After Jeremy Corbyn mooted an earnings cap, YouGov found a 13-point lead for those who think a maximum salary is a bad idea.

You can talk about inequality all you like and people will nod and agree and feel hard-done-by and in need of some more cash, but making popular policy off the back of that sentiment is tough.

It is easier to sell tax rises to fund public services – YouGov found majority support for raising income tax or national insurance to help the NHS in January – than tax rises on the better-off simply for being better-off. Perhaps because everyone hopes one day to be better-off and not “punished” for it.

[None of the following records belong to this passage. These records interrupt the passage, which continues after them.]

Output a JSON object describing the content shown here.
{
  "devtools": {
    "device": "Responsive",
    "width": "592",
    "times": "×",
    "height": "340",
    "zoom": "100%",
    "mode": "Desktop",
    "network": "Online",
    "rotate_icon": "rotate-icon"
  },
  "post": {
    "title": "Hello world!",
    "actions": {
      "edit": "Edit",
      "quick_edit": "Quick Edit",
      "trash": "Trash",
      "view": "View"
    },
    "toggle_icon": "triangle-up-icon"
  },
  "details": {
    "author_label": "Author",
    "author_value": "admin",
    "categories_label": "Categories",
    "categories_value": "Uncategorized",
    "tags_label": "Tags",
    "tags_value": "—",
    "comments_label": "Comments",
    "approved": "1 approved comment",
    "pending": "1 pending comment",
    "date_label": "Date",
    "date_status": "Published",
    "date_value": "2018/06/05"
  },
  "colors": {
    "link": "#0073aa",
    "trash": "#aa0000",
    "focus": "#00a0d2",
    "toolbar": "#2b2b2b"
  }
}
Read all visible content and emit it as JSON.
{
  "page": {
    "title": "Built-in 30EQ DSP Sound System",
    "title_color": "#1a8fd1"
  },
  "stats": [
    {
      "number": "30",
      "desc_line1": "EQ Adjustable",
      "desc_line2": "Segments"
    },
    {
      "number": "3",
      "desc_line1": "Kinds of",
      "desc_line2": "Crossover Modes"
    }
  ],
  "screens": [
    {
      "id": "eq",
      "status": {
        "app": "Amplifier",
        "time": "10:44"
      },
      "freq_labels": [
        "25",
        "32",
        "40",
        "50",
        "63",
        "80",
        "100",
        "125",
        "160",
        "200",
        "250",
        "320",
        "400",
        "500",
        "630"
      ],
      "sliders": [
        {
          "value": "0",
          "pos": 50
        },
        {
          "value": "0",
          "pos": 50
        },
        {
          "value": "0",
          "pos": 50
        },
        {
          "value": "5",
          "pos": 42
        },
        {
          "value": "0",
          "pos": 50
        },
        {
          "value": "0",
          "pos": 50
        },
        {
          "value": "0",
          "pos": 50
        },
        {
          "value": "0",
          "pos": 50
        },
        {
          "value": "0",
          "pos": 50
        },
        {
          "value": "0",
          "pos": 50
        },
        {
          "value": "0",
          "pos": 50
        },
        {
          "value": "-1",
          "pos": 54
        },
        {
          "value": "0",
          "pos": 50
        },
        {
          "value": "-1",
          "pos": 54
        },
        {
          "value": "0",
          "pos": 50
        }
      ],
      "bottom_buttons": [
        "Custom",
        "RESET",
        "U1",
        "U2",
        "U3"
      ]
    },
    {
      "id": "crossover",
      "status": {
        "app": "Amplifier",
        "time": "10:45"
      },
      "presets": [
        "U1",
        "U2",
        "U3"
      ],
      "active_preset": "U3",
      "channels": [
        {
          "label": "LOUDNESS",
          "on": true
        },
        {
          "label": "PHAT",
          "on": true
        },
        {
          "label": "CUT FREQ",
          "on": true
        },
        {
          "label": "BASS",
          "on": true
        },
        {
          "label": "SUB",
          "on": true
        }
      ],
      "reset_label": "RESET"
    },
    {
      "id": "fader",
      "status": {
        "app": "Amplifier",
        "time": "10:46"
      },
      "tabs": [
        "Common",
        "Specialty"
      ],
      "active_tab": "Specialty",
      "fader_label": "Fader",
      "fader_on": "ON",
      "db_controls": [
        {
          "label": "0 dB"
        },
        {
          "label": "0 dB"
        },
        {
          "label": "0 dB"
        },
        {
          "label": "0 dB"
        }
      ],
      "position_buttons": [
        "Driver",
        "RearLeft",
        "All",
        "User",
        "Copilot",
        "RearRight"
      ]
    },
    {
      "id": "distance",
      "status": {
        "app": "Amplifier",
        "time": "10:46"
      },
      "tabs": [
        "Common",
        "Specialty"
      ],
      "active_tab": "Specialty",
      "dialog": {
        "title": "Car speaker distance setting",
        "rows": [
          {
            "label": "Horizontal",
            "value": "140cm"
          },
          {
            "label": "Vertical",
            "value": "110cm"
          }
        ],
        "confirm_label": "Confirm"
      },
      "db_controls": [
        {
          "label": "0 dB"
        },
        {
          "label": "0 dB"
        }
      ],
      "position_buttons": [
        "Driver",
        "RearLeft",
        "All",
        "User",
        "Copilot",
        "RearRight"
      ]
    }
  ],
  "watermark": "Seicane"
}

Just ask Ed Miliband. The former Labour leader’s manifesto and philosophy focused on fixing inequality. Polling suggested his mansion tax proposal was fairly popular, but it turned out the electorate – generally unlikely to own a mansion – didn’t like the idea of it in the end. This rejection was what led to constant cries of “aspiration” from wannabe Labour leaders in 2015.

McDonnell is right in his opinion that voters see £70k as well-off, but wrong for trying to eke a tax rise out of it. Labour will benefit far more from their positive policies to help the lower-paid – such as their £10 minimum wage and universal free school meals, which are popular – than making arbitrary rules about how much their voters are allowed to earn.